A República de Vichy foi um dos casos mais graves de entreguismo e subserviência de um Estado diante de outro. Aceitou a tutela alemã combatendo a própria resistência local, colaborou ativamente na perseguição aos judeus, entregou trabalhadores franceses ao esforço de guerra nazista, dissolveu garantias republicanas em troca de uma sobrevida administrada. Essa submissão não foi apenas militar, mas política e moral: o regime reescreveu a identidade nacional para ajustá-la à ordem hitlerista, reduzindo a França a protetorado ideológico do Reich. Na prática, facilitou à máquina de morte nazista avançar sem amarras.

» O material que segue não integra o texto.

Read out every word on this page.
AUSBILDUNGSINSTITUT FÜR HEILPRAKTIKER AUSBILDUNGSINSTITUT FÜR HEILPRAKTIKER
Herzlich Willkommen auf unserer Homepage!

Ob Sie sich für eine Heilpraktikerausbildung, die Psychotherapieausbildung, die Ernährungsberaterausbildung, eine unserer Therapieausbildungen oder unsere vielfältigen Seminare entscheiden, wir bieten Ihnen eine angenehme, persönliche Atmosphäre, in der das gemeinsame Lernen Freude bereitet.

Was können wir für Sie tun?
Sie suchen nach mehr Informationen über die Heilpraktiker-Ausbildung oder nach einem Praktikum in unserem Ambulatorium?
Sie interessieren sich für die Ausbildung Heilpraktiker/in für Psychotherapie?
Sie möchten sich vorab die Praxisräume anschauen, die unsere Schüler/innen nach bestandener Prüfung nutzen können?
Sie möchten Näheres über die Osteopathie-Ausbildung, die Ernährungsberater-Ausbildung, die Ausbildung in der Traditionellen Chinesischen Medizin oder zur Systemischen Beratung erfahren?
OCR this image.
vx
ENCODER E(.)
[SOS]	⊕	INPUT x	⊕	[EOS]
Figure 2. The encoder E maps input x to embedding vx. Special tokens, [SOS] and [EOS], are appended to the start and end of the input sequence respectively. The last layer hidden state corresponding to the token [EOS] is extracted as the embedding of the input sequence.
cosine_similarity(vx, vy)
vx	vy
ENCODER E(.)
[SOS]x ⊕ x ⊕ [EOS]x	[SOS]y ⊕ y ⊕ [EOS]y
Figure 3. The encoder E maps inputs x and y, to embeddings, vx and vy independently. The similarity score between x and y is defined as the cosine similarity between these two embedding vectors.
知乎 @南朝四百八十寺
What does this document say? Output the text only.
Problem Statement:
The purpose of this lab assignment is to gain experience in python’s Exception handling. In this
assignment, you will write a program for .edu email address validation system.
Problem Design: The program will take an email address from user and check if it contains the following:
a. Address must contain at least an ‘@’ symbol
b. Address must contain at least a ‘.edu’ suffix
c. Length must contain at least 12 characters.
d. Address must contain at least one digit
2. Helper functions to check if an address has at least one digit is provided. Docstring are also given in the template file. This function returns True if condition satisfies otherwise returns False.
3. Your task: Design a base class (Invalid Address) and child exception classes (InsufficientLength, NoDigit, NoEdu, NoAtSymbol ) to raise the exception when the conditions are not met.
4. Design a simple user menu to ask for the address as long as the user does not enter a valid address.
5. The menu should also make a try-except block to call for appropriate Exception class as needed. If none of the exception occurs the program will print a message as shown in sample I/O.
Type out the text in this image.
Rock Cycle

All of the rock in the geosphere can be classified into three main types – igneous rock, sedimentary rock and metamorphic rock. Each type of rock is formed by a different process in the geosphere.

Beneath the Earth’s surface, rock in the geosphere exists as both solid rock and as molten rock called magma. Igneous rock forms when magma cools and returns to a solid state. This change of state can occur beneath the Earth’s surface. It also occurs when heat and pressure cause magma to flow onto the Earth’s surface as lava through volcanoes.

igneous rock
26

Essa iconoclastia da República de Vichy contra o legado de 1789 não nasceu naquele momento. Faz parte de um fio reacionário longo, que atravessava monarquistas, católicos entreguistas e nacionalistas sempre prontos a transformar a Revolução em bode expiatório. Hoje, vemos a mesma operação em escala global: a igualdade é apresentada como ameaça à ordem, a liberdade é redefinida como obediência a uma autoridade forte, a fraternidade é encolhida até caber em identidades exclusivas — família, nação, religião. Em períodos de crise, a fórmula retorna: em vez de memória de emancipação, slogans que evocam segurança e pertencimento, embalando projetos autoritários com a retórica da tradição.
As palavras de Pétain se traduzem com clareza na gramática da extrema-direita contemporânea. A “autoridade tutelar” reaparece na exaltação de líderes fortes, no culto ao “mito” ou ao “pai da nação”, e na ideia de que a liberdade só existe sob a tutela de um chefe providencial. A igualdade confinada à hierarquia sobrevive no discurso da meritocracia seletiva, que celebra “vencedores” enquanto naturaliza a precariedade e culpa os pobres pela própria condição. Já a fraternidade reduzida à família, à cidade e à pátria se traduz na defesa de uma moral rígida, na perseguição de minorias, na vigilância sobre corpos e sexualidades, e no uso da bandeira nacional como instrumento de intimidação e exclusão.
No Brasil, essa lógica se manifesta em práticas e símbolos: slogans como “família acima de tudo, Deus acima de todos” — herança do fascismo mussolinista —; a militarização da vida política; a demonização de movimentos sociais e da diversidade; a nostalgia de uma ordem autoritária apresentada como “remédio contra o caos”. Tudo isso compõe a mesma engrenagem ideológica que sustentou Vichy: substituir a promessa universal da democracia por um idioma de medo, disciplina e exclusão, travestido de tradição e patriotismo.
E, no centro desse projeto, está o entreguismo — traço visceral da República de Vichy, que aceitava a submissão ao invasor como destino inevitável e convertia a renúncia à soberania em virtude. Eis a advertência que atravessa o tempo: onde o entreguismo se instala como prática de governo, a soberania nacional é sacrificada, e com ela se dissolve também a democracia.
(*) Ricardo Queiroz Pinheiro é bibliotecário, pesquisador e doutorando em Ciências Humanas e Sociais.